Lockheed YP-80 Shooting Stars, 44-83028 and 44-83029, fly past Mount Vesuvius, early 1945. (U.S. Air Force)
The prototype XP-80A, 44-83020, nicknamed Lulu-Belle, was first flown by test pilot Tony LeVier at Muroc Army Air Field (now known as Edwards AFB) 8 January 1944. The first YP-80A flew on 13 September 1944. Thirteen YP-80s were built before the aircraft was put into full production as the P-80A-1-LO.
Wreckage of YP-80A 83-026. (U.S. Air Force)
On 28 January 1945, 44-83026 caught fire in flight. The airplane disintegrated and crashed at Bold, near Widnes, Cheshire, at 12:01 p.m. Its pilot, Wright Field test pilot Major Frederic Austin Borsodi, was killed.
The third YP-80A, 44-83027, was modified to install a prototype Rolls-Royce Nene B.41 engine. It crashed at Syerston, 14 November 1945. The airplane was damaged beyond repair.
Lockheed YP-80A Shooting Star 44-83028 at Foggia, Italy, 1945. (U.S. Air Force)
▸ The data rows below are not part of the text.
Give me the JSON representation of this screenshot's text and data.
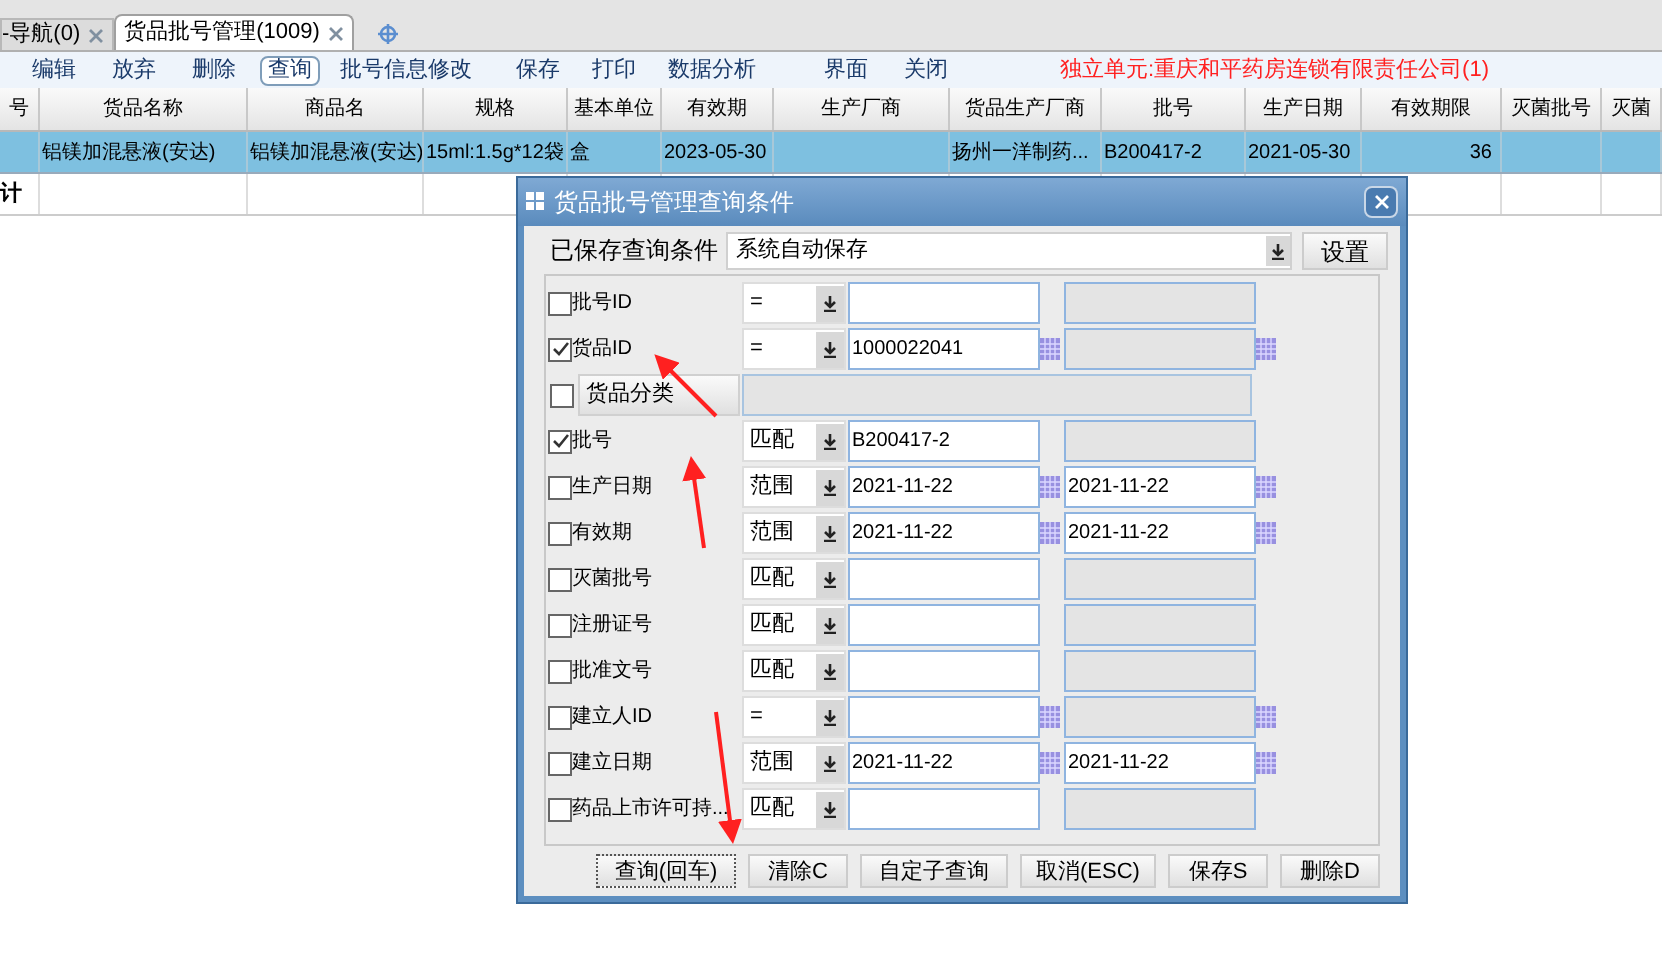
{
  "tabs": [
    {
      "label": "-导航(0)",
      "selected": false
    },
    {
      "label": "货品批号管理(1009)",
      "selected": true
    }
  ],
  "toolbar": [
    {
      "label": "编辑",
      "selected": false
    },
    {
      "label": "放弃",
      "selected": false
    },
    {
      "label": "删除",
      "selected": false
    },
    {
      "label": "查询",
      "selected": true
    },
    {
      "label": "批号信息修改",
      "selected": false
    },
    {
      "label": "保存",
      "selected": false
    },
    {
      "label": "打印",
      "selected": false
    },
    {
      "label": "数据分析",
      "selected": false
    },
    {
      "label": "界面",
      "selected": false
    },
    {
      "label": "关闭",
      "selected": false
    }
  ],
  "unit_notice": "独立单元:重庆和平药房连锁有限责任公司(1)",
  "table": {
    "columns": [
      "号",
      "货品名称",
      "商品名",
      "规格",
      "基本单位",
      "有效期",
      "生产厂商",
      "货品生产厂商",
      "批号",
      "生产日期",
      "有效期限",
      "灭菌批号",
      "灭菌"
    ],
    "rows": [
      [
        "",
        "铝镁加混悬液(安达)",
        "铝镁加混悬液(安达)",
        "15ml:1.5g*12袋",
        "盒",
        "2023-05-30",
        "",
        "扬州一洋制药...",
        "B200417-2",
        "2021-05-30",
        "36",
        "",
        ""
      ]
    ],
    "footer": "计"
  },
  "dialog": {
    "title": "货品批号管理查询条件",
    "saved_label": "已保存查询条件",
    "saved_value": "系统自动保存",
    "settings_button": "设置",
    "conditions": [
      {
        "kind": "field",
        "label": "批号ID",
        "checked": false,
        "operator": "=",
        "picker": false
      },
      {
        "kind": "field",
        "label": "货品ID",
        "checked": true,
        "operator": "=",
        "value": "1000022041",
        "picker": true
      },
      {
        "kind": "category",
        "label": "货品分类",
        "checked": false
      },
      {
        "kind": "field",
        "label": "批号",
        "checked": true,
        "operator": "匹配",
        "value": "B200417-2",
        "picker": false
      },
      {
        "kind": "range",
        "label": "生产日期",
        "checked": false,
        "operator": "范围",
        "value": "2021-11-22",
        "value_to": "2021-11-22",
        "picker": true
      },
      {
        "kind": "range",
        "label": "有效期",
        "checked": false,
        "operator": "范围",
        "value": "2021-11-22",
        "value_to": "2021-11-22",
        "picker": true
      },
      {
        "kind": "field",
        "label": "灭菌批号",
        "checked": false,
        "operator": "匹配",
        "picker": false
      },
      {
        "kind": "field",
        "label": "注册证号",
        "checked": false,
        "operator": "匹配",
        "picker": false
      },
      {
        "kind": "field",
        "label": "批准文号",
        "checked": false,
        "operator": "匹配",
        "picker": false
      },
      {
        "kind": "field",
        "label": "建立人ID",
        "checked": false,
        "operator": "=",
        "picker": true
      },
      {
        "kind": "range",
        "label": "建立日期",
        "checked": false,
        "operator": "范围",
        "value": "2021-11-22",
        "value_to": "2021-11-22",
        "picker": true
      },
      {
        "kind": "field",
        "label": "药品上市许可持...",
        "checked": false,
        "operator": "匹配",
        "picker": false
      }
    ],
    "buttons": [
      {
        "label": "查询(回车)",
        "selected": true
      },
      {
        "label": "清除C",
        "selected": false
      },
      {
        "label": "自定子查询",
        "selected": false
      },
      {
        "label": "取消(ESC)",
        "selected": false
      },
      {
        "label": "保存S",
        "selected": false
      },
      {
        "label": "删除D",
        "selected": false
      }
    ]
  }
}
Both 44-83028 and 44-83029 were returned to the United States, 16 June 1945. -028 was later converted to a pilotless drone. During a cross-country flight, -029 made a forced landing in rural West Virginia. The airplane was repaired and returned to service. It was destroyed in a crash near Brandenburg, Kentucky, 2 August 1945.
Lockheed YP-80A 44-83029 made a forced landing in West Virginia, Summer 1945. (Defense Media Network)
The Lockheed P-80-1-LO was the United States’ first operational jet fighter. It was a single-seat, single engine airplane, designed by a team of engineers led by Clarence L. (“Kelly”) Johnson. The prototype XP-80A, 44-83020, nicknamed Lulu-Belle, was first flown by test pilot Tony LeVier at Muroc Army Air Field (now known as Edwards AFB) 8 January 1944.
The P-80A was 34 feet, 6 inches (10.516 meters) long with a wingspan of 38 feet, 10.5 inches (37 feet, 7.5 inches with “clipped” wing tips) (11.849 or 11.468 meters) and an overall height of 11 feet, 4 inches (3.454 meters). The wings had 1° incidence with -1° 30° twist, and 3° 50′ dihedral. The leading edges were swept aft 9° 18′ 33″. The total wing area was 237.70 square feet (22.08 square meters). The P-80A weighed 7,920 pounds empty (3,593 kilograms) and had a maximum takeoff weight of 14,000 pounds (6,350 kilograms).
Early production P-80As were powered by either an Allison J33-A-9 or a General Electric J33-GE-11 turbojet engine. The J33 was a licensed version of the Rolls-Royce Derwent. It was a single-shaft turbojet with a 1-stage centrifugal compressor section and a 1-stage axial-flow turbine. The -9 and -11 engines were rated at 3,825 pounds of thrust (17.014 kilonewtons) at 11,500 r.p.m. They were 8 feet, 6.9 inches (2.614 meters) long, 4 feet, 2.5 inches (1.283 meters) in diameter and weighed 1,775 pounds (805 kilograms).
The P-80A-1 had a maximum speed of 510 miles per hour (821 kilometers per hour) at Sea Level, 520 miles per hour (837 kilometers per hour) at 20,000 feet (6,096 meters), and 495 miles per hour (797 kilometers per hour) at 40,000 feet (12,192 meters). The service ceiling was 45,000 feet (13,716 meters).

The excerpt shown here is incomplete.